Lions move forward with Hill at helm

Posted Sept. 13, 2010 @ 2:43 p.m.
Posted By Eric Edholm

Lions QB Matthew Stafford suffered a right (throwing) shoulder injury at the end of the first half in Sunday's loss to the Bears and likely will miss 2-6 weeks. Backup Shaun Hill entered the game and rallied the team to get in a position to win the game, but Calvin Johnson's final-minute reception in the endzone was not allowed and the Lions lost for the 21st consecutive time on the road. Head coach Jim Schwartz said Hill can lead the Lions during Stafford's absence.

The PFW Spin

Hill's first seven series were not pretty on Sunday: he went three-and-out on the first three, was intercepted on the fourth, lost a fumble on the fifth and went three-and-out on the next two for a total of nine yards gained in those seven series. But he finished strong and ended up 9-for-19 passing for 88 yards, a respectable total considering how cold he and the offense were.
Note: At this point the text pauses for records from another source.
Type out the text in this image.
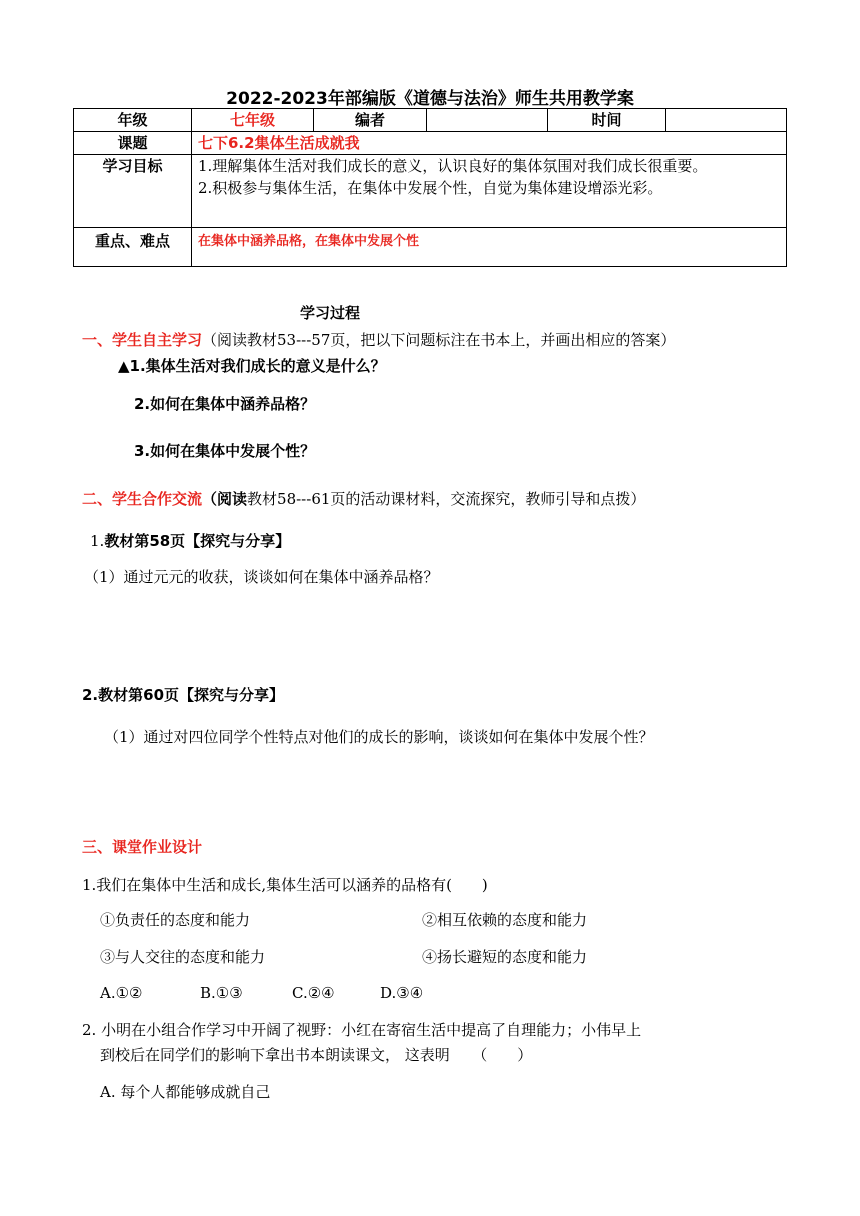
2022-2023年部编版《道德与法治》师生共用教学案
年级	七年级	编者		时间	
课题	七下6.2集体生活成就我				
学习目标	1.理解集体生活对我们成长的意义，认识良好的集体氛围对我们成长很重要。
2.积极参与集体生活，在集体中发展个性，自觉为集体建设增添光彩。				

重点、难点	在集体中涵养品格，在集体中发展个性				
学习过程
一、学生自主学习（阅读教材53---57页，把以下问题标注在书本上，并画出相应的答案）
▲1.集体生活对我们成长的意义是什么？
2.如何在集体中涵养品格？
3.如何在集体中发展个性？
二、学生合作交流（阅读教材58---61页的活动课材料，交流探究，教师引导和点拨）
1.教材第58页【探究与分享】
（1）通过元元的收获，谈谈如何在集体中涵养品格？
2.教材第60页【探究与分享】
（1）通过对四位同学个性特点对他们的成长的影响，谈谈如何在集体中发展个性？
三、课堂作业设计
1.我们在集体中生活和成长,集体生活可以涵养的品格有(　　)
①负责任的态度和能力	②相互依赖的态度和能力
③与人交往的态度和能力	④扬长避短的态度和能力
A.①②	B.①③	C.②④	D.③④
2. 小明在小组合作学习中开阔了视野：小红在寄宿生活中提高了自理能力；小伟早上
到校后在同学们的影响下拿出书本朗读课文， 这表明　　（　　）
A. 每个人都能够成就自己
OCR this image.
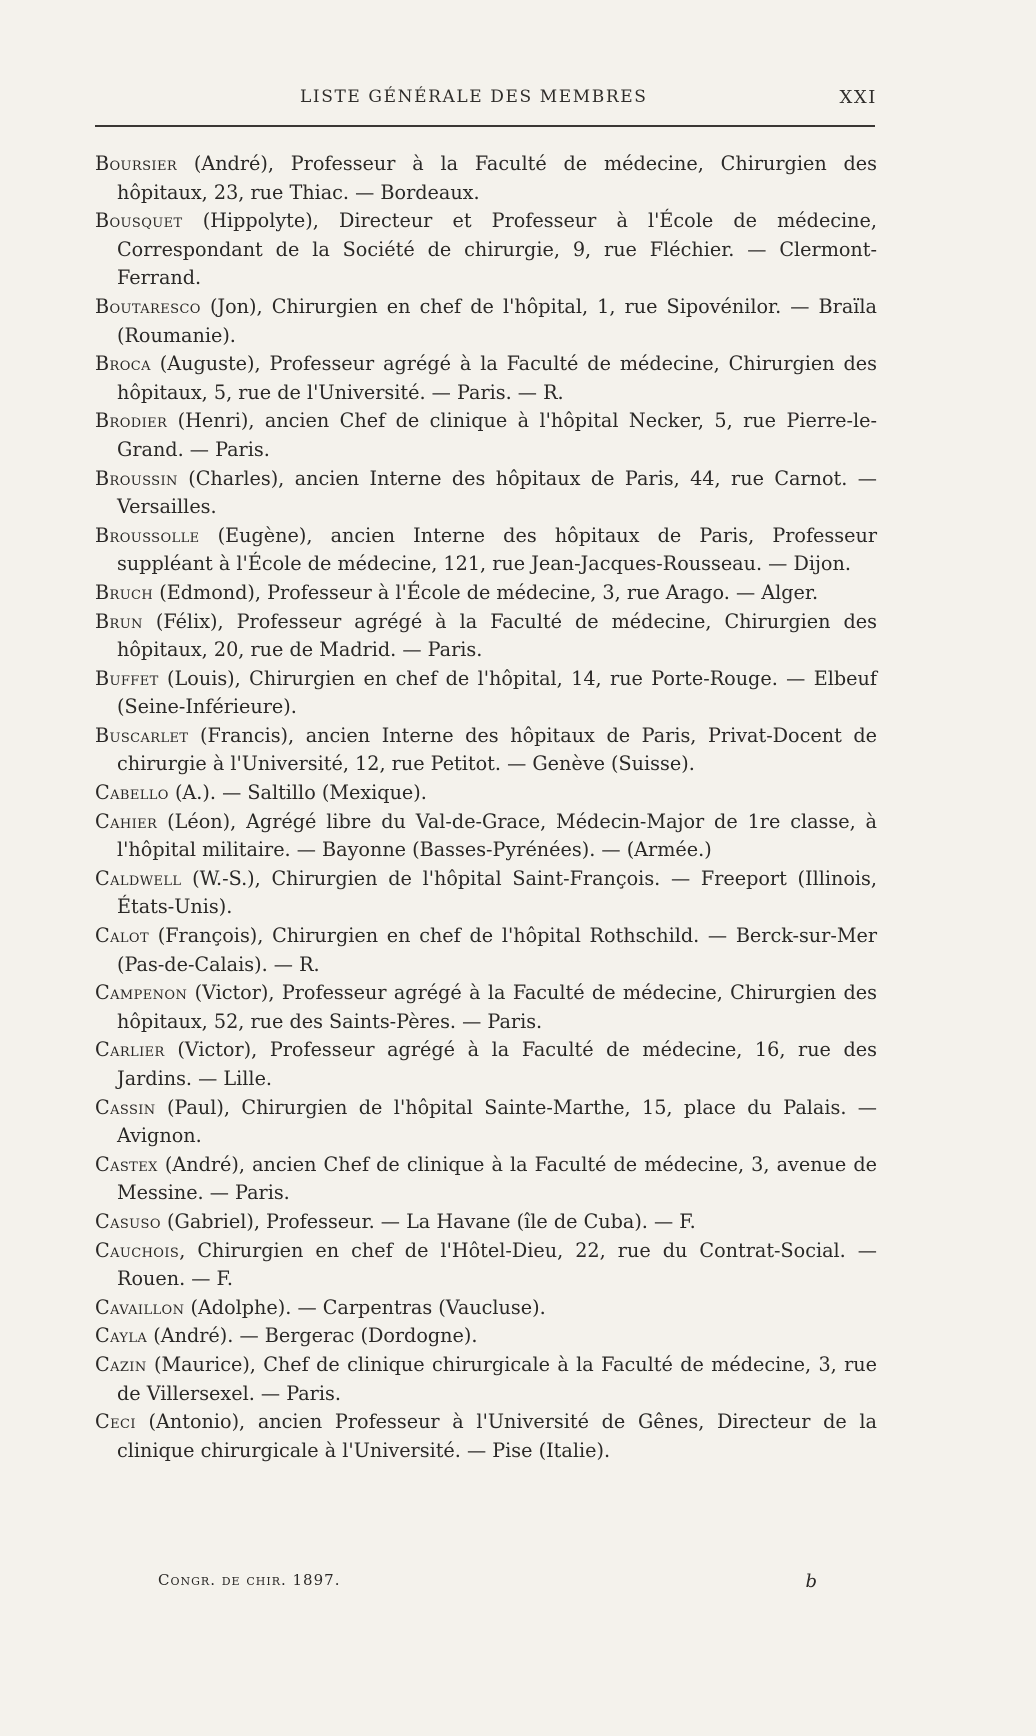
LISTE GÉNÉRALE DES MEMBRES	XXI
Boursier (André), Professeur à la Faculté de médecine, Chirurgien des hôpitaux, 23, rue Thiac. — Bordeaux.
Bousquet (Hippolyte), Directeur et Professeur à l'École de médecine, Correspondant de la Société de chirurgie, 9, rue Fléchier. — Clermont-Ferrand.
Boutaresco (Jon), Chirurgien en chef de l'hôpital, 1, rue Sipovénilor. — Braïla (Roumanie).
Broca (Auguste), Professeur agrégé à la Faculté de médecine, Chirurgien des hôpitaux, 5, rue de l'Université. — Paris. — R.
Brodier (Henri), ancien Chef de clinique à l'hôpital Necker, 5, rue Pierre-le-Grand. — Paris.
Broussin (Charles), ancien Interne des hôpitaux de Paris, 44, rue Carnot. — Versailles.
Broussolle (Eugène), ancien Interne des hôpitaux de Paris, Professeur suppléant à l'École de médecine, 121, rue Jean-Jacques-Rousseau. — Dijon.
Bruch (Edmond), Professeur à l'École de médecine, 3, rue Arago. — Alger.
Brun (Félix), Professeur agrégé à la Faculté de médecine, Chirurgien des hôpitaux, 20, rue de Madrid. — Paris.
Buffet (Louis), Chirurgien en chef de l'hôpital, 14, rue Porte-Rouge. — Elbeuf (Seine-Inférieure).
Buscarlet (Francis), ancien Interne des hôpitaux de Paris, Privat-Docent de chirurgie à l'Université, 12, rue Petitot. — Genève (Suisse).
Cabello (A.). — Saltillo (Mexique).
Cahier (Léon), Agrégé libre du Val-de-Grace, Médecin-Major de 1re classe, à l'hôpital militaire. — Bayonne (Basses-Pyrénées). — (Armée.)
Caldwell (W.-S.), Chirurgien de l'hôpital Saint-François. — Freeport (Illinois, États-Unis).
Calot (François), Chirurgien en chef de l'hôpital Rothschild. — Berck-sur-Mer (Pas-de-Calais). — R.
Campenon (Victor), Professeur agrégé à la Faculté de médecine, Chirurgien des hôpitaux, 52, rue des Saints-Pères. — Paris.
Carlier (Victor), Professeur agrégé à la Faculté de médecine, 16, rue des Jardins. — Lille.
Cassin (Paul), Chirurgien de l'hôpital Sainte-Marthe, 15, place du Palais. — Avignon.
Castex (André), ancien Chef de clinique à la Faculté de médecine, 3, avenue de Messine. — Paris.
Casuso (Gabriel), Professeur. — La Havane (île de Cuba). — F.
Cauchois, Chirurgien en chef de l'Hôtel-Dieu, 22, rue du Contrat-Social. — Rouen. — F.
Cavaillon (Adolphe). — Carpentras (Vaucluse).
Cayla (André). — Bergerac (Dordogne).
Cazin (Maurice), Chef de clinique chirurgicale à la Faculté de médecine, 3, rue de Villersexel. — Paris.
Ceci (Antonio), ancien Professeur à l'Université de Gênes, Directeur de la clinique chirurgicale à l'Université. — Pise (Italie).
Congr. de chir. 1897.	b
On the first few drives after Hill came in, the Lions' body language was terrible; the team appeared to be in shock after losing Stafford. But Hill found a rhythm and got the team going, leading the Lions into a position to win the game. There's a reason he has a 10-6 career record as a starter: Despite limited physical skills, he's smart, tough and pretty fearless. He'll be mentally prepared for the Eagles on Sunday, plus any other games he starts this season.

Offensive coordinator Scott Linehan wouldn't have recommended bringing Hill in this offseason had he not seen what Hill was capable of in three years together with the Vikings (2002-04). Hill can't thread the deep out like Stafford, and the receivers will have to adjust to the velocity difference in the QBs' passes. In training camp, the wideouts compared Hill's passes to changeups compared to Stafford's fastball. There are other differences, subtle ones such as cadence, that will be figured out the more reps Hill gets.

The Lions will lack a little firepower without Stafford, but they will not be in major trouble either. There are receiving options at wideout, running back and tight end, and all of them will be utilized in the coming weeks. Look for some plays that run to Hill's strengths — short, timing passes; intermediate crossing routes — even if the offense will not change, as Schwartz has said.

You also could see rookie RB Jahvid Best a little more active in the receiving game on screens and such, although he had a fairly heavy workload (19 touches) for his first NFL game.